I turned a piece out of Douglas fir (?) and wanted to stain it red mahogany. I got a Varathane gel stain which worked for me before.

I applied two coats as I was not entirely happy with the uniformity of the first (I did not use a wood conditioner, according to Flexner you need not with gel stains and indeed previous results on soft wood were OK). I followed the instructions on the can.

I let it dry for 16 hours and tried to top-coat it with Wipe-on Poly. To my dismay a large portion of the stain came off and the stain now looks nasty and blotchy. I applied two more coats of poly to see if the piece will become "interesting" but it is just nasty.

So the question is: How do you start again? Do you:

1) Sand off the poly and the superficial layer of stain, apply wood conditioner, re-stain, top-coat with spray-on poly (which is what I used before - I should have stuck to what works!)

2) Turn the piece down so that no stain is showing (I would rather not!) and repeat the staining procedure as in (1)

3) Forget it, there is no way to save it.

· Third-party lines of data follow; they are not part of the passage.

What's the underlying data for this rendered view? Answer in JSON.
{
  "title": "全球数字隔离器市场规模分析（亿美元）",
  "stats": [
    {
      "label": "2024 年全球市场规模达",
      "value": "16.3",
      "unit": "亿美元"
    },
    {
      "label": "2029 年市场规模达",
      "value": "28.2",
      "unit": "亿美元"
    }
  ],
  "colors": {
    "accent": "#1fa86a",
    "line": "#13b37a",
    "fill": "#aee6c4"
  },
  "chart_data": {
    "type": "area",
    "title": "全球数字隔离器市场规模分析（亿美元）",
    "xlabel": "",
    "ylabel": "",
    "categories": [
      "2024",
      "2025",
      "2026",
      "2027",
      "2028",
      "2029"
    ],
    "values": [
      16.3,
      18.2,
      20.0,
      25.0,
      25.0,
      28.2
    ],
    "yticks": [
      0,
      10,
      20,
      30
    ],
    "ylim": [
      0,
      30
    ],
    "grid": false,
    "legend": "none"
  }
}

Just as I hit the "post" button I had a further thought: The piece had been soaked in Pentacryl for 3 days and dried subsequently. Usually I monitor the drying process by watching for spots on the paper the piece is standing on. This time there were none. However, the drying process took only a week. I did wash the piece with acetone but I cannot help wondering how the Pentacryl treatment affected the whole staining process (it is not supposed to according to manufacturer).


----------



## dutchman 46 (May 23, 2007)

Well? I would not know of a reason that You could have that happen? mmm ? Did You check that both products were water, or solvent based? How long have You had these two components around? Were they stirred well ? Did, or could have You, or somebody added, or put some thing in the stain, and not told You. I can not imagine that happening. Did You clean Your project with a precleaner before you added stain, or clear to the project? I don't know if You will ever get a good explanation about what happened with out a factory reps input. My question to Him would be" Have You ever seen anything like that"? If any one would know, it would be the factory Representative. I hope that You can get an answer on that. Good luck!


----------